During the past two years, in order to keep the suspense growing, there have been leaks from “official” (Arab, Israeli and American) sources.
These have, each in turn, been coyly denied by the Trump team with the cautionary note that their effort remained a work in progress and would only be revealed when the time was right.
Since most of the leaks have suggested proposals that were wholly unacceptable to the Palestinians, the Trump team has accompanied denials with warnings that the Palestinians should not reject the “deal” until they see it.
I have come to see this as nothing more than a cynical ploy to buy time.
What if there is no deal of the century? What if this entire enterprise is, as I suggested, merely “creating an illusion of a deal” to keep the Palestinians quiet and hold the Arab world at bay.
During this two-year period, while the “deal” was supposedly being concocted the Trump Administration and the Netanyahu government have been busy taking steps that make clear their intentions towards the Palestinians.
Trump has, in his words, taken “Jerusalem off the table” – recognising it as the capital of Israel.
By closing the US Consulate and denying US assistance to Palestinian institutions in East Jerusalem, he has placed this captive Palestinian community wholly under Israeli control.
Similarly, the Trump Administration has attempted to take the issue of Palestinian refugees “off the table” by suspending all aid to the UNRWA and refusing to consider descendants of those forced into exile in 1948 to be refugees.
Yet by its silence, the Trump Administration has accepted Israeli unilateral actions that have predetermined the future of Palestinian lands and rights.
Israeli settlements have expanded, illegal outposts have been legitimated and Israeli demolitions of Palestinian homes and exploitation of Palestinian resources and lands have accelerated at an alarming rate.
Add to this the Administration’s suspension of all Palestinian aid; acceptance of Israel’s “Jewish Nation State Law”; failure to criticise Israel’s refusal to reimburse Palestinian VAT revenues; support for Israeli acts that have crippled the PA and fostered divisions between Palestinians in the West Bank and Gaza; protecting Israel from the International Criminal Court; and efforts to criminalise support for BDS – all of which have furthered Palestinian powerlessness and Israel’s sense of impunity.

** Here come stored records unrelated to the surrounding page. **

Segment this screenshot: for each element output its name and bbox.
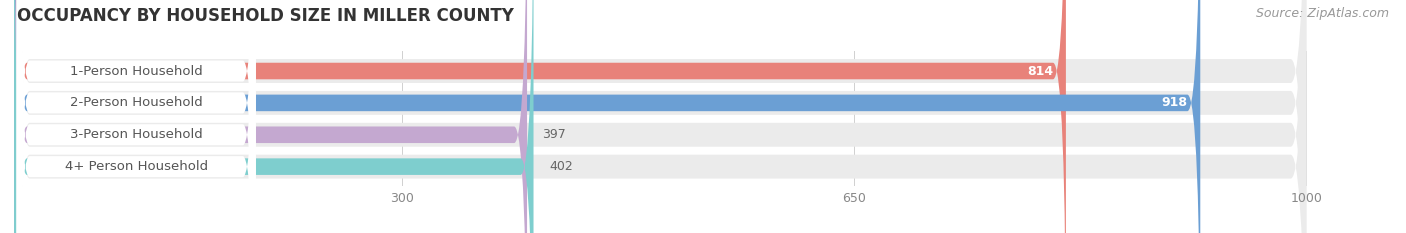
FancyBboxPatch shape [14,0,1306,233]
Text: 3-Person Household: 3-Person Household [70,128,202,141]
Text: 1-Person Household: 1-Person Household [70,65,202,78]
Text: 2-Person Household: 2-Person Household [70,96,202,110]
FancyBboxPatch shape [14,0,1201,233]
FancyBboxPatch shape [14,0,1306,233]
Text: Source: ZipAtlas.com: Source: ZipAtlas.com [1256,7,1389,20]
Text: 4+ Person Household: 4+ Person Household [65,160,208,173]
FancyBboxPatch shape [14,0,1306,233]
FancyBboxPatch shape [14,0,1066,233]
Text: 918: 918 [1161,96,1187,110]
Text: 402: 402 [548,160,572,173]
FancyBboxPatch shape [14,0,1306,233]
Text: 397: 397 [543,128,567,141]
FancyBboxPatch shape [17,0,256,233]
FancyBboxPatch shape [17,0,256,233]
Text: 814: 814 [1026,65,1053,78]
FancyBboxPatch shape [14,0,533,233]
FancyBboxPatch shape [17,0,256,233]
FancyBboxPatch shape [17,0,256,233]
Text: OCCUPANCY BY HOUSEHOLD SIZE IN MILLER COUNTY: OCCUPANCY BY HOUSEHOLD SIZE IN MILLER CO… [17,7,513,25]
FancyBboxPatch shape [14,0,527,233]
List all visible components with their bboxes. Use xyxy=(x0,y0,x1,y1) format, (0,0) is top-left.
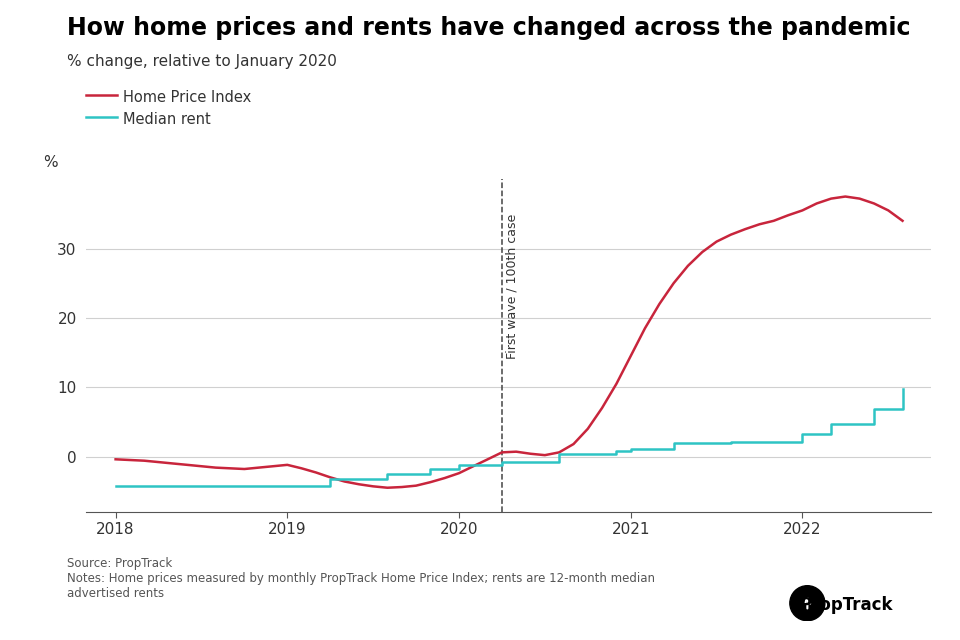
Text: PropTrack: PropTrack xyxy=(800,596,893,614)
Text: First wave / 100th case: First wave / 100th case xyxy=(505,214,518,359)
Text: Home Price Index: Home Price Index xyxy=(123,90,252,104)
Text: % change, relative to January 2020: % change, relative to January 2020 xyxy=(67,54,337,69)
Circle shape xyxy=(790,586,825,621)
Text: How home prices and rents have changed across the pandemic: How home prices and rents have changed a… xyxy=(67,16,911,40)
Text: Median rent: Median rent xyxy=(123,112,210,127)
Text: %: % xyxy=(43,155,58,170)
Text: Source: PropTrack
Notes: Home prices measured by monthly PropTrack Home Price In: Source: PropTrack Notes: Home prices mea… xyxy=(67,557,655,600)
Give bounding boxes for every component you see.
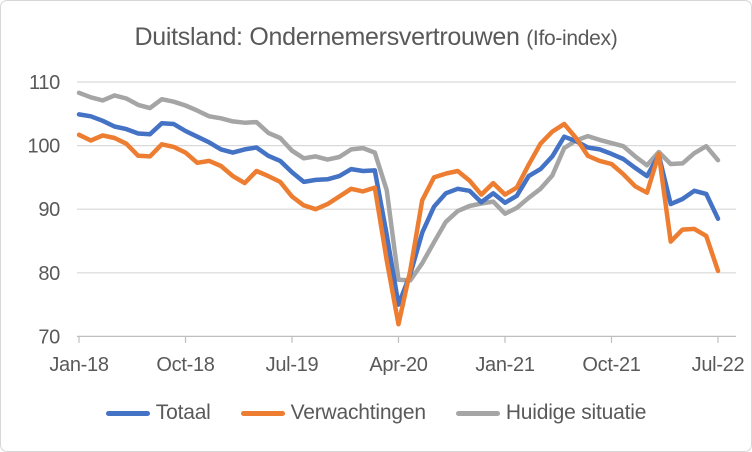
- legend-swatch-totaal: [105, 410, 150, 416]
- y-tick-label: 100: [28, 136, 61, 158]
- legend: Totaal Verwachtingen Huidige situatie: [1, 401, 751, 425]
- series-line-verwachtingen: [76, 121, 721, 327]
- series-line-totaal: [76, 112, 721, 307]
- chart-title: Duitsland: Ondernemersvertrouwen (Ifo-in…: [1, 23, 751, 52]
- y-tick-label: 90: [38, 199, 60, 221]
- legend-item-verwachtingen: Verwachtingen: [240, 401, 426, 425]
- legend-swatch-huidige-situatie: [455, 410, 500, 416]
- legend-label-totaal: Totaal: [155, 401, 211, 424]
- y-tick-label: 80: [38, 263, 60, 285]
- legend-item-huidige-situatie: Huidige situatie: [455, 401, 647, 425]
- x-tick-label: Jan-21: [475, 354, 535, 376]
- y-tick-label: 70: [38, 326, 60, 348]
- legend-label-verwachtingen: Verwachtingen: [290, 401, 426, 424]
- x-tick-label: Apr-20: [369, 354, 427, 376]
- x-tick-label: Oct-21: [582, 354, 640, 376]
- legend-label-huidige-situatie: Huidige situatie: [505, 401, 647, 424]
- x-tick-label: Jul-19: [266, 354, 319, 376]
- chart-title-main: Duitsland: Ondernemersvertrouwen: [134, 23, 520, 51]
- y-tick-label: 110: [29, 72, 60, 94]
- chart-title-suffix: (Ifo-index): [526, 27, 618, 50]
- series-line-huidige-situatie: [76, 90, 721, 283]
- x-tick-label: Jul-22: [692, 354, 745, 376]
- x-tick-label: Jan-18: [49, 354, 109, 376]
- legend-item-totaal: Totaal: [105, 401, 211, 425]
- legend-swatch-verwachtingen: [240, 410, 285, 416]
- x-tick-label: Oct-18: [156, 354, 214, 376]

Even if there is a “deal of the century” (and I’m still agnostic on that question) we can be certain it won’t end occupation of the lands seized in the 1967 war; create true Palestinian sovereignty and control over their land and resources; give Palestinians the opportunity to freely and independently conduct commerce with the outside world; recognise the rights of Palestinian refugees; or do anything to reunite the areas now called “East Jerusalem” to Palestinian control.